New American Poets
New American Poets: Maureen Thorson
Meditation at Five Thirty
Riding our bikes toward
The Grub & Grog for nickel
Candy, we heard it first
From the bigger enlisted
Boys: someone got stabbed
At the sports bar last night,
And now the parking lot
Boasts a thick chalk outline.
And there it is, lines wobbling
With the rocks in the tarmac,
One arm outflung. Soon the boys
Dare each other to ride by it,
Then over it, bike wheels
Criss-crossing the point of
No return for someone we
Don't know, but have a
Pretty clear picture of:
Short, dark hair and his ship's
Ballcap, blue bellbottoms,
Sportswatch. The boys are
Spitting in the outline now, saliva
Greased by lollipops, pooling
Red and purple on the pavement.
I squint a little into the sun, and
Think: someone drove his car
Into the power substation last
Month and died that way; there's
Supposed to be an alligator in the lake
By enlisted housing, the Morrisons'
Dog alerted them to a rattlesnake
Wrapped around their Dodge's
Tailpipe, Portuguese men-of-war
Patrol our shores, tentacles
Dangling and the red light of sunset
Mingles now with the constant
Pointed finger of Mayport Light,
Tracing a pinkish, dusty halo above
The base, a warning spelling danger.
Danger? You're soaking in it.
And it's almost time to eat.
Reprinted with the permission of the author.
Much of my work has to do with situating myself (oneself) in a narrative. In some poems, this is explicitly my own narrative, autobiographical to the extreme. In other work, I try to create, in Rosmarie Waldrop's words, "a world, . . . not better, but other" in which a narrative is created from scratch, drawing on the world around me, but not re-drawing it.
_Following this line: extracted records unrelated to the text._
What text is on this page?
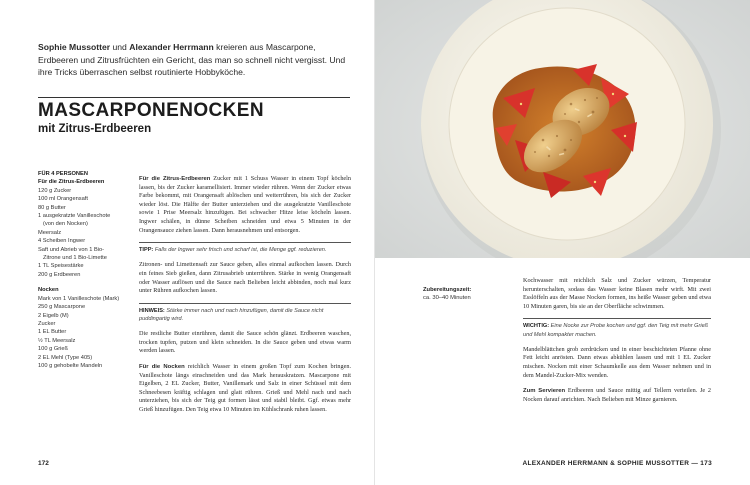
Sophie Mussotter und Alexander Herrmann kreieren aus Mascarpone, Erdbeeren und Zitrusfrüchten ein Gericht, das man so schnell nicht vergisst. Und ihre Tricks überraschen selbst routinierte Hobbyköche.
MASCARPONENOCKEN
mit Zitrus-Erdbeeren
FÜR 4 PERSONEN
Für die Zitrus-Erdbeeren
120 g Zucker
100 ml Orangensaft
80 g Butter
1 ausgekratzte Vanilleschote
(von den Nocken)
Meersalz
4 Scheiben Ingwer
Saft und Abrieb von 1 Bio-
Zitrone und 1 Bio-Limette
1 TL Speisestärke
200 g Erdbeeren
Nocken
Mark von 1 Vanilleschote (Mark)
250 g Mascarpone
2 Eigelb (M)
Zucker
1 EL Butter
½ TL Meersalz
100 g Grieß
2 EL Mehl (Type 405)
100 g gehobelte Mandeln

Für die Zitrus-Erdbeeren Zucker mit 1 Schuss Wasser in einem Topf köcheln lassen, bis der Zucker karamellisiert. Immer wieder rühren. Wenn der Zucker etwas Farbe bekommt, mit Orangensaft ablöschen und weiterrühren, bis sich der Zucker wieder löst. Die Hälfte der Butter unterziehen und die ausgekratzte Vanilleschote sowie 1 Prise Meersalz hinzufügen. Bei schwacher Hitze leise köcheln lassen. Ingwer schälen, in dünne Scheiben schneiden und etwa 5 Minuten in der Orangensauce ziehen lassen. Dann herausnehmen und entsorgen.

TIPP: Falls der Ingwer sehr frisch und scharf ist, die Menge ggf. reduzieren.

Zitronen- und Limettensaft zur Sauce geben, alles einmal aufkochen lassen. Durch ein feines Sieb gießen, dann Zitrusabrieb unterrühren. Stärke in wenig Orangensaft oder Wasser auflösen und die Sauce nach Belieben leicht abbinden, noch mal kurz unter Rühren aufkochen lassen.

HINWEIS: Stärke immer nach und nach hinzufügen, damit die Sauce nicht puddingartig wird.

Die restliche Butter einrühren, damit die Sauce schön glänzt. Erdbeeren waschen, trocken tupfen, putzen und klein schneiden. In die Sauce geben und etwas warm werden lassen.

Für die Nocken reichlich Wasser in einem großen Topf zum Kochen bringen. Vanilleschote längs einschneiden und das Mark herauskratzen. Mascarpone mit Eigelben, 2 EL Zucker, Butter, Vanillemark und Salz in einer Schüssel mit dem Schneebesen kräftig schlagen und glatt rühren. Grieß und Mehl nach und nach unterziehen, bis sich der Teig gut formen lässt und stabil bleibt. Ggf. etwas mehr Grieß hinzufügen. Den Teig etwa 10 Minuten im Kühlschrank ruhen lassen.

172
Zubereitungszeit:
ca. 30–40 Minuten

Kochwasser mit reichlich Salz und Zucker würzen, Temperatur herunterschalten, sodass das Wasser keine Blasen mehr wirft. Mit zwei Esslöffeln aus der Masse Nocken formen, ins heiße Wasser geben und etwa 10 Minuten garen, bis sie an der Oberfläche schwimmen.

WICHTIG: Eine Nocke zur Probe kochen und ggf. den Teig mit mehr Grieß und Mehl kompakter machen.

Mandelblättchen grob zerdrücken und in einer beschichteten Pfanne ohne Fett leicht anrösten. Dann etwas abkühlen lassen und mit 1 EL Zucker mischen. Nocken mit einer Schaumkelle aus dem Wasser nehmen und in dem Mandel-Zucker-Mix wenden.

Zum Servieren Erdbeeren und Sauce mittig auf Tellern verteilen. Je 2 Nocken darauf anrichten. Nach Belieben mit Minze garnieren.

ALEXANDER HERRMANN & SOPHIE MUSSOTTER — 173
How do we really link events outside ourselves to what we see to what we think and feel? I'm not the same person that I was at fourteen, or twenty-four, or a week ago. I write to investigate the way the mind changes, how it alters its own text. If "I" am "myself," I'd like to know how I know.
I treat poetry as a neurological experiment, one in which I am both subject and scientist, subject and object. I am interested in how I – in how we – make sense of the world, and of ourselves.. Humans spend a lot of time reliving the world, retelling their stories to themselves and to each other. Everybody's an editor.